When Wie most needed to summon some of the confidence of old, she instead exhibited pangs of here-I-go-again doubt and it cost her as a three-stroke lead — and a shot at what could have been a breakthrough first professional title — became a six-shot turnaround for second place.
Angela Stanford, who took the title from her, acknowledged as much afterward.
"She was doing everything she needed to win and (then) when she made the mistake on 11, she didn't rebound like I thought ..." Stanford said. "I mean, you could see her youth in that. And that she didn't rebound as fast as she could have, I think."
There are reasons the 31-year-old Stanford has won three times in her last seven tournaments over 2008-09, just as there were exhibits yesterday of why the 19-year-old Wie is still looking for her first LPGA title after 48 starts. And they go beyond mere shot-making and age.
Wie, as Stanford noted, "has all the shots."
The resolve to ride out the bad ones, however, is still missing. Which is why Wie, for her oodles of potential, has yet to begin realizing the expected rewards for which Forbes magazine and http://www.Golfdigest.com say sponsors have been anteing up $12 million a year.
In that the finish to the first tournament of 2009 had some resemblance to 2008 and '07, the dark years of drama and trauma in Wie's roller coaster of a career.
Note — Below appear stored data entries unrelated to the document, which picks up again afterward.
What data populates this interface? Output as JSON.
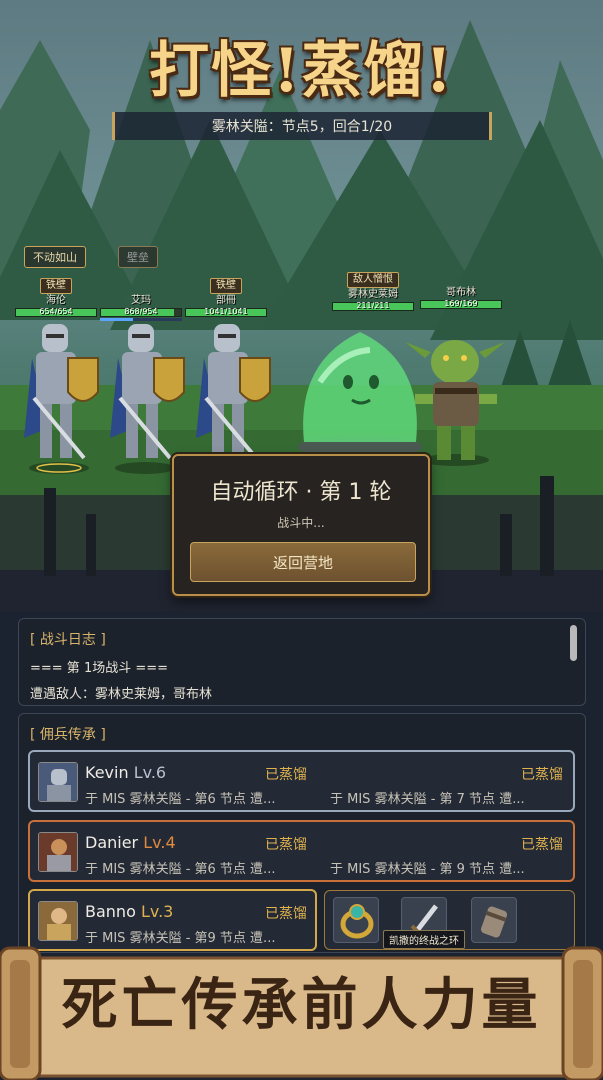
{
  "title": "打怪!蒸馏!",
  "stage_info": "雾林关隘：节点5，回合1/20",
  "party_tags": [
    "不动如山",
    "壁垒"
  ],
  "party": [
    {
      "badge": "铁壁",
      "name": "海伦",
      "hp": "654/654",
      "hp_fraction": 1.0
    },
    {
      "badge": "",
      "name": "艾玛",
      "hp": "868/954",
      "hp_fraction": 0.91
    },
    {
      "badge": "铁壁",
      "name": "部冊",
      "hp": "1041/1041",
      "hp_fraction": 1.0
    }
  ],
  "enemy_tag": "敌人憎恨",
  "enemies": [
    {
      "name": "雾林史莱姆",
      "hp": "211/211",
      "hp_fraction": 1.0
    },
    {
      "name": "哥布林",
      "hp": "169/169",
      "hp_fraction": 1.0
    }
  ],
  "dialog": {
    "title": "自动循环 · 第 1 轮",
    "subtitle": "战斗中...",
    "button": "返回营地"
  },
  "log": {
    "header": "[ 战斗日志 ]",
    "lines": [
      "=== 第 1场战斗 ===",
      "遭遇敌人：雾林史莱姆，哥布林"
    ]
  },
  "mercenaries": {
    "header": "[ 佣兵传承 ]",
    "rows": [
      {
        "name": "Kevin",
        "level": "Lv.6",
        "level_color": "#b9c2cf",
        "border": "#9aa8bb",
        "status1": "已蒸馏",
        "status2": "已蒸馏",
        "desc1": "于 MIS 雾林关隘 - 第6 节点 遭...",
        "desc2": "于 MIS 雾林关隘 - 第 7 节点 遭..."
      },
      {
        "name": "Danier",
        "level": "Lv.4",
        "level_color": "#e08a3e",
        "border": "#c9703a",
        "status1": "已蒸馏",
        "status2": "已蒸馏",
        "desc1": "于 MIS 雾林关隘 - 第6 节点 遭...",
        "desc2": "于 MIS 雾林关隘 - 第 9 节点 遭..."
      },
      {
        "name": "Banno",
        "level": "Lv.3",
        "level_color": "#e0b24e",
        "border": "#d4a84a",
        "status1": "已蒸馏",
        "status2": "",
        "desc1": "于 MIS 雾林关隘 - 第9 节点 遭...",
        "desc2": ""
      }
    ]
  },
  "item_tooltip": "凯撒的终战之环",
  "banner_text": "死亡传承前人力量",
  "colors": {
    "gold": "#c9a45c",
    "hp_green": "#49c65a",
    "accent_orange": "#e0b24e"
  }
}
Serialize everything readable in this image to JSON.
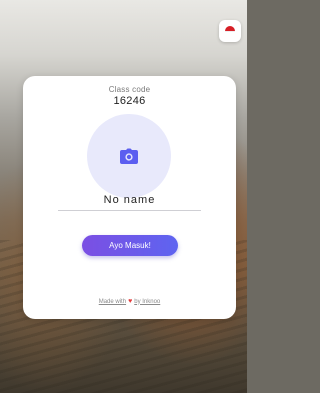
{
  "class_code": {
    "label": "Class code",
    "value": "16246"
  },
  "profile": {
    "name": "No name",
    "avatar_icon": "camera-icon"
  },
  "enter_button": {
    "label": "Ayo Masuk!"
  },
  "footer": {
    "made_with": "Made with",
    "by": "by Inknoo",
    "heart_icon": "heart-icon"
  },
  "language_flag": {
    "icon": "flag-icon",
    "colors": [
      "#d61f26",
      "#ffffff"
    ]
  },
  "colors": {
    "accent_start": "#7b4fe3",
    "accent_end": "#5e64f0",
    "avatar_bg": "#e8e9fb",
    "camera": "#5b5ef0"
  }
}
To be sure there is a significant age difference with Stanford and Wie is, technically, a rookie on the LPGA Tour where she debuted as a card-carrying member this week. But she has been playing it — not to mention the PGA, Nationwide, European, Asian circuits — for parts of nearly seven years now. She has an impressive resume of five LPGA runner-up finishes and 14 top 20 postings.
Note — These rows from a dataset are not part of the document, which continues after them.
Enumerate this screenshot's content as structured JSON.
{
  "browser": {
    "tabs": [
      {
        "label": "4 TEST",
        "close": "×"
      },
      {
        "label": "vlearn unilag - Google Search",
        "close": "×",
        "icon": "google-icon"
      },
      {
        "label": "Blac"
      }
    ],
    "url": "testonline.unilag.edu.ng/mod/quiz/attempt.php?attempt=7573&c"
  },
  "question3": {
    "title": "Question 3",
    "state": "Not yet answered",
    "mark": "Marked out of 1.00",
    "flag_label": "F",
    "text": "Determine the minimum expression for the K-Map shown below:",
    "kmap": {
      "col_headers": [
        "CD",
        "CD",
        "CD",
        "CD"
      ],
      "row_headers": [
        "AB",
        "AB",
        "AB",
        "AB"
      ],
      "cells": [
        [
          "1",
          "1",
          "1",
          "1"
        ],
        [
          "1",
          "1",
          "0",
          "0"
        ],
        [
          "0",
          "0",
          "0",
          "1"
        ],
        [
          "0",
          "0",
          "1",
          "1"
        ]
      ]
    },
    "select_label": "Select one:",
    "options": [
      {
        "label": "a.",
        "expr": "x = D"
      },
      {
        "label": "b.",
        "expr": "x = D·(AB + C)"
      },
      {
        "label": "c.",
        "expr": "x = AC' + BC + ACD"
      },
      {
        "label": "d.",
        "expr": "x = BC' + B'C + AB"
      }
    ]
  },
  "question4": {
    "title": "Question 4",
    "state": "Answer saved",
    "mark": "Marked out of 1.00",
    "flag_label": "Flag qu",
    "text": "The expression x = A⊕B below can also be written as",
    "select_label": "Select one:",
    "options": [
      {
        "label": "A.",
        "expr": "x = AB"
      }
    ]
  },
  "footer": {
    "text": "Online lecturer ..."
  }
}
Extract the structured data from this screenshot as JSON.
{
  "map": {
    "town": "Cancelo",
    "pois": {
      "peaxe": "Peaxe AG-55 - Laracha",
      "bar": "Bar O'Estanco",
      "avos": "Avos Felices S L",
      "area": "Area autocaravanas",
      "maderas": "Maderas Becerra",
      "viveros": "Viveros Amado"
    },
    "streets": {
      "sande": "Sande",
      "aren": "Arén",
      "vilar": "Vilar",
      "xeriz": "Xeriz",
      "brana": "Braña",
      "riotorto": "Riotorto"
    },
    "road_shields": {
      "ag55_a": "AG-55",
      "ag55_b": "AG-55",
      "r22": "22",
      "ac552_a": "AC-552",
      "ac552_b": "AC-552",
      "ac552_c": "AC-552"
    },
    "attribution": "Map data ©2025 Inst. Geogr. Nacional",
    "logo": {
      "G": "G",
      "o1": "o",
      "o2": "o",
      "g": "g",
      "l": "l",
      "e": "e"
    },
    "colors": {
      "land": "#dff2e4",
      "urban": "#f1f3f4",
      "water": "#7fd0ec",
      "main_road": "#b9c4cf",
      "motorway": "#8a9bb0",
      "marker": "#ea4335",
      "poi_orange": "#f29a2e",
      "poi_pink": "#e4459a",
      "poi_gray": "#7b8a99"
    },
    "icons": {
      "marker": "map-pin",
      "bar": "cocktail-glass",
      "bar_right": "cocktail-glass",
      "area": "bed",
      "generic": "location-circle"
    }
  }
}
But she still hasn't learned how to win, something she hasn't done since 2003 in the U.S. Women's Public Links. Much as the largest galleries in the five-year run of the North Shore tournament had hoped and implored to see proved otherwise.
Wie showed a bit of that swagger of yesteryear following her first birdie on the fourth hole. By the time she stood atop a three-shot lead with eight holes remaining, expectation was building among the faithful who endured steady wind and intermittent rain to see this to its conclusion.
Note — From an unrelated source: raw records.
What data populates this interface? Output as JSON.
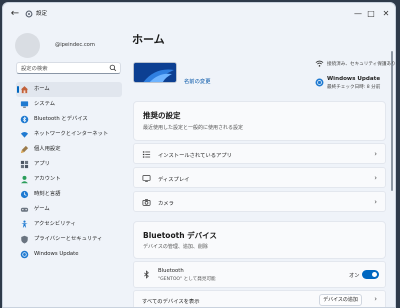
{
  "window": {
    "title": "設定"
  },
  "user": {
    "email": "@ipeindec.com"
  },
  "search": {
    "placeholder": "設定の検索"
  },
  "sidebar": {
    "items": [
      {
        "label": "ホーム",
        "icon": "home-icon",
        "color": "#c2613a"
      },
      {
        "label": "システム",
        "icon": "system-icon",
        "color": "#1f7ad1"
      },
      {
        "label": "Bluetooth とデバイス",
        "icon": "bluetooth-icon",
        "color": "#1f7ad1"
      },
      {
        "label": "ネットワークとインターネット",
        "icon": "network-icon",
        "color": "#1f7ad1"
      },
      {
        "label": "個人用設定",
        "icon": "personalization-icon",
        "color": "#9a7a4a"
      },
      {
        "label": "アプリ",
        "icon": "apps-icon",
        "color": "#4a5462"
      },
      {
        "label": "アカウント",
        "icon": "accounts-icon",
        "color": "#2a9d5b"
      },
      {
        "label": "時刻と言語",
        "icon": "time-language-icon",
        "color": "#1f7ad1"
      },
      {
        "label": "ゲーム",
        "icon": "gaming-icon",
        "color": "#6a7480"
      },
      {
        "label": "アクセシビリティ",
        "icon": "accessibility-icon",
        "color": "#1f7ad1"
      },
      {
        "label": "プライバシーとセキュリティ",
        "icon": "privacy-shield-icon",
        "color": "#6a7480"
      },
      {
        "label": "Windows Update",
        "icon": "windows-update-icon",
        "color": "#1f7ad1"
      }
    ]
  },
  "main": {
    "title": "ホーム",
    "rename_link": "名前の変更",
    "network_status": "接続済み、セキュリティ保護あり",
    "update": {
      "title": "Windows Update",
      "subtitle": "最終チェック日時: 8 分前"
    },
    "recommended": {
      "title": "推奨の設定",
      "subtitle": "最近使用した設定と一般的に使用される設定",
      "rows": [
        {
          "label": "インストールされているアプリ",
          "icon": "installed-apps-icon"
        },
        {
          "label": "ディスプレイ",
          "icon": "display-icon"
        },
        {
          "label": "カメラ",
          "icon": "camera-icon"
        }
      ]
    },
    "bluetooth": {
      "title": "Bluetooth デバイス",
      "subtitle": "デバイスの管理、追加、削除",
      "device_name": "Bluetooth",
      "device_desc": "\"GENTOO\" として発見可能",
      "toggle_label": "オン",
      "toggle_on": true,
      "view_all": "すべてのデバイスを表示",
      "add_button": "デバイスの追加"
    }
  },
  "colors": {
    "accent": "#0067c0",
    "window_bg": "#eff3f9",
    "card_bg": "#f9fafc"
  }
}
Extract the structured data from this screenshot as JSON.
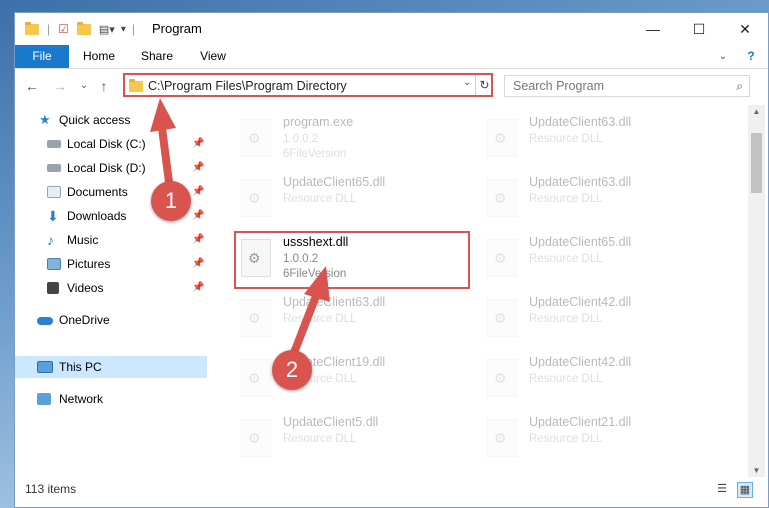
{
  "window": {
    "title": "Program",
    "controls": {
      "minimize": "—",
      "maximize": "☐",
      "close": "✕"
    }
  },
  "ribbon": {
    "tabs": [
      "File",
      "Home",
      "Share",
      "View"
    ],
    "expand_icon": "chevron-down-icon",
    "help_icon": "?"
  },
  "address": {
    "path": "C:\\Program Files\\Program Directory",
    "refresh": "↻",
    "dropdown": "⌄"
  },
  "search": {
    "placeholder": "Search Program",
    "icon": "🔍"
  },
  "nav": {
    "back": "←",
    "forward": "→",
    "recent": "⌄",
    "up": "↑",
    "items": [
      {
        "label": "Quick access",
        "icon": "star-icon",
        "pinned": false
      },
      {
        "label": "Local Disk (C:)",
        "icon": "drive-icon",
        "pinned": true
      },
      {
        "label": "Local Disk (D:)",
        "icon": "drive-icon",
        "pinned": true
      },
      {
        "label": "Documents",
        "icon": "documents-icon",
        "pinned": true
      },
      {
        "label": "Downloads",
        "icon": "downloads-icon",
        "pinned": true
      },
      {
        "label": "Music",
        "icon": "music-icon",
        "pinned": true
      },
      {
        "label": "Pictures",
        "icon": "pictures-icon",
        "pinned": true
      },
      {
        "label": "Videos",
        "icon": "videos-icon",
        "pinned": true
      },
      {
        "label": "OneDrive",
        "icon": "cloud-icon",
        "pinned": false
      },
      {
        "label": "This PC",
        "icon": "computer-icon",
        "pinned": false,
        "selected": true
      },
      {
        "label": "Network",
        "icon": "network-icon",
        "pinned": false
      }
    ]
  },
  "files": [
    {
      "name": "program.exe",
      "line1": "1.0.0.2",
      "line2": "6FileVersion",
      "faded": true
    },
    {
      "name": "UpdateClient63.dll",
      "line1": "Resource DLL",
      "line2": "",
      "faded": true
    },
    {
      "name": "UpdateClient65.dll",
      "line1": "Resource DLL",
      "line2": "",
      "faded": true
    },
    {
      "name": "UpdateClient63.dll",
      "line1": "Resource DLL",
      "line2": "",
      "faded": true
    },
    {
      "name": "ussshext.dll",
      "line1": "1.0.0.2",
      "line2": "6FileVersion",
      "faded": false
    },
    {
      "name": "UpdateClient65.dll",
      "line1": "Resource DLL",
      "line2": "",
      "faded": true
    },
    {
      "name": "UpdateClient63.dll",
      "line1": "Resource DLL",
      "line2": "",
      "faded": true
    },
    {
      "name": "UpdateClient42.dll",
      "line1": "Resource DLL",
      "line2": "",
      "faded": true
    },
    {
      "name": "UpdateClient19.dll",
      "line1": "Resource DLL",
      "line2": "",
      "faded": true
    },
    {
      "name": "UpdateClient42.dll",
      "line1": "Resource DLL",
      "line2": "",
      "faded": true
    },
    {
      "name": "UpdateClient5.dll",
      "line1": "Resource DLL",
      "line2": "",
      "faded": true
    },
    {
      "name": "UpdateClient21.dll",
      "line1": "Resource DLL",
      "line2": "",
      "faded": true
    }
  ],
  "status": {
    "items_count": "113 items"
  },
  "callouts": [
    "1",
    "2"
  ],
  "colors": {
    "accent": "#1979ca",
    "highlight": "#d9534f",
    "selection": "#cce8ff"
  }
}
Then, one of the the first things that could have tested Wie's resolve did. Stanford was staring at a three-shot deficit after the 10th hole and wondering how she was going to get back in it. Instead, Wie provided the openings with the double bogey on 11 and a bogey on 17.
While Wie wilted with her struggles, Stanford grew stronger, taking advantage with birdies on 13, 14 and 15.
"Once she figures things out, she is going to be just fine," Stanford said.
Fortunately for Stanford, yesterday still wasn't that day.